6. Cubans and Soviets are evidently raising a new third problem: safeguards to insure that US and other OAS countries abide by whatever non-invasion assurances are to be given. Every attempt to think through just what would be inspected, by whom and where, in such a safeguards system, makes clear that this is a mare’s nest, full of undefinable concepts and indeterminate geography.

7. What is wrong with the UN proposal is that it collapses together all three of these proposals (verification of weapons removal; safeguards against reintroduction; safeguards against invasion of Cuba).

8. We do not see the point to U Thant’s making proposals to the Cubans that include point six above. We should insist on Cuban acceptance of the quite reasonable proposals SYG has made on one-shot verification (PARA 4, above), and [Facsimile Page 3] most rapid possible progress toward some system of safeguards against reintroduction of offensive weapons (PARA 5, above) which is clearly part of Kennedy-Khrushchev understanding.

9. Therefore we should push for proposal of Latin American denuclearized zone. But even here, there is no point in pushing this hard until there is some indication that Cuba will agree to become a part of it. Brazilians have been sounding Cubans out on this; is there any news from that quarter?

10. We are developing here a planning paper showing how a general Caribbean security system might be established, if the attitude of the Cubans mutate in a direction that makes it useful to discuss that subject at all. Essence any such plan would be that UN presence in Cuba is best assurance against invasion of Cuba.
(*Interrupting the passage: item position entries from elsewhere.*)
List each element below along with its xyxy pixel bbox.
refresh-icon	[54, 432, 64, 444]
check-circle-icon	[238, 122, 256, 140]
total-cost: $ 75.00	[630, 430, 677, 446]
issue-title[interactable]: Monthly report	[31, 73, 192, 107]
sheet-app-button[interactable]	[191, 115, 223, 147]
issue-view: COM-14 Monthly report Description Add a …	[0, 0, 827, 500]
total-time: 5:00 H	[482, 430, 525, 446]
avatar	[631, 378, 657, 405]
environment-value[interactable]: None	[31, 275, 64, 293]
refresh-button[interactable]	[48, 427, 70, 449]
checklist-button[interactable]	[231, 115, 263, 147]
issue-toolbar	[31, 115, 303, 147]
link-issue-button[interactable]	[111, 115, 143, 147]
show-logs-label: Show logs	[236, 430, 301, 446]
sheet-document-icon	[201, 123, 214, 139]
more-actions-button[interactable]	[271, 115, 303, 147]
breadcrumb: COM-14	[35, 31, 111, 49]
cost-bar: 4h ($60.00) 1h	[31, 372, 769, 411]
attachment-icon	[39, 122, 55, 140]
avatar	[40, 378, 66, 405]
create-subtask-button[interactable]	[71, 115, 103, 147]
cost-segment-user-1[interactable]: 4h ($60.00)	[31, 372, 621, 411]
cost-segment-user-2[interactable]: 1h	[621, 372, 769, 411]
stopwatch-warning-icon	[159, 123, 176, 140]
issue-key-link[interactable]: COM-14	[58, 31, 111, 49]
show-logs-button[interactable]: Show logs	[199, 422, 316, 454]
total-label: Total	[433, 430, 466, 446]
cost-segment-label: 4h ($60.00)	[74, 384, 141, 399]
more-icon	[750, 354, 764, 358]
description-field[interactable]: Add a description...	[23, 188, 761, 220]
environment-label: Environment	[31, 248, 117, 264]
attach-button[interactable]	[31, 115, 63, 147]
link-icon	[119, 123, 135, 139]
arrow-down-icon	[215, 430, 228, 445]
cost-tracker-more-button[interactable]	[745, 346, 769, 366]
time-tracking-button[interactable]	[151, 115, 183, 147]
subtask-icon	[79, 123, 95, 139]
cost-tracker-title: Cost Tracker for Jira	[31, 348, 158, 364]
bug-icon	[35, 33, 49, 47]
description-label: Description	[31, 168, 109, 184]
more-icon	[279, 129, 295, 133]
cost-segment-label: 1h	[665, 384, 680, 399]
11. Re McCloy suggestion of reference telegram. While it is obviously desirable to tackle before long problem of eliminating Soviet military personnel from Cuba, believe it would be confusing to throw it into current negotiations before we have secured adequate performance from Soviets and Cubans even on the original understanding between Kennedy-Khrushchev.

12. In view hardening stand by Soviets and Cubans, we believe SYG should be reminded that only real alternative to their acceptance reasonable proposals would be necessity for US to deal with the continuing threat in other ways.

Rusk
  1. Comments on UN working paper on safeguards and verification. Top Secret. 3 pp. DOS, CF, 737.56361/11–1662.